Mal de Arquivo, Jacques Derrida

No ano de 2001, com uma linguagem muito próxima de seu leitor, Jacques Derrida publica a

obra Mal de Arquivo: uma impressão freudiana, trazendo à discussão, o conceito de

“arquivo”. O que é um arquivo? O que arquivamos? A tecnologia pelo qual arquivamos,

interfere no arquivo? Derrida acredita que sim. Apresentando a obra como um ensaio,

Derrida (2001, p. 07, grifo do autor) a inicia com uma indagação (aliás, seu texto é sempre
nutrido de indagações): “Por que relembrar hoje um conceito de arquivo?”. O autor fala-nos

que tal obra irá assinalar “discretamente o horizonte desta questão”.

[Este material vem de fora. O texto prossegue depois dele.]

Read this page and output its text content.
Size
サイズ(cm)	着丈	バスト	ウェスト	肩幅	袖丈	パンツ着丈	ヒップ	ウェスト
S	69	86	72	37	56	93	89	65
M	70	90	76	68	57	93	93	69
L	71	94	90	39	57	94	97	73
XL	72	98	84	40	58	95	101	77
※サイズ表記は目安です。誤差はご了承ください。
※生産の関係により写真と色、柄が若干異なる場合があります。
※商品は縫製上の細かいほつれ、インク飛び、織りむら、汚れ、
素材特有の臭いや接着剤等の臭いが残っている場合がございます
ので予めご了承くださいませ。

Derrida (2001, p. 07-08, grifo do autor), inicialmente, distingue o “arquivo” de acordo com

seus sentidos, relacionando o termo com a memória, a origem, o arcaico, o arqueológico. Ou

seja, o arquivo relacionado a um “lugar de autoridade”. Para o autor, neste contexto se

enlaçam dois fios condutores: a psicanálise e a comunicação. A psicanálise aborda a

“estocagem de ‘impressões’”, bem como a censura e o recalcamento. Para Derrida (2001, p.

08), a “instituição do projeto da psicanálise” pertence “a um momento na história da técnica

e sobretudo aos dispositivos ou aos ritmos daquilo que chamamos confusamente de

‘comunicação’”. O autor indaga-se de como será o futuro da psicanálise, na era do correio

eletrônico. Como falar de “comunicação de arquivos”, sem falar dos arquivos dos meios de

comunicação? O que ele afirma, é que, “não há arquivo sem o espaço instituído de um lugar

de impressão”, ou seja, um suporte externo, tanto material quanto virtual. Então, o nosso

corpo pode ser um arquivo, como por exemplo, uma circuncisão?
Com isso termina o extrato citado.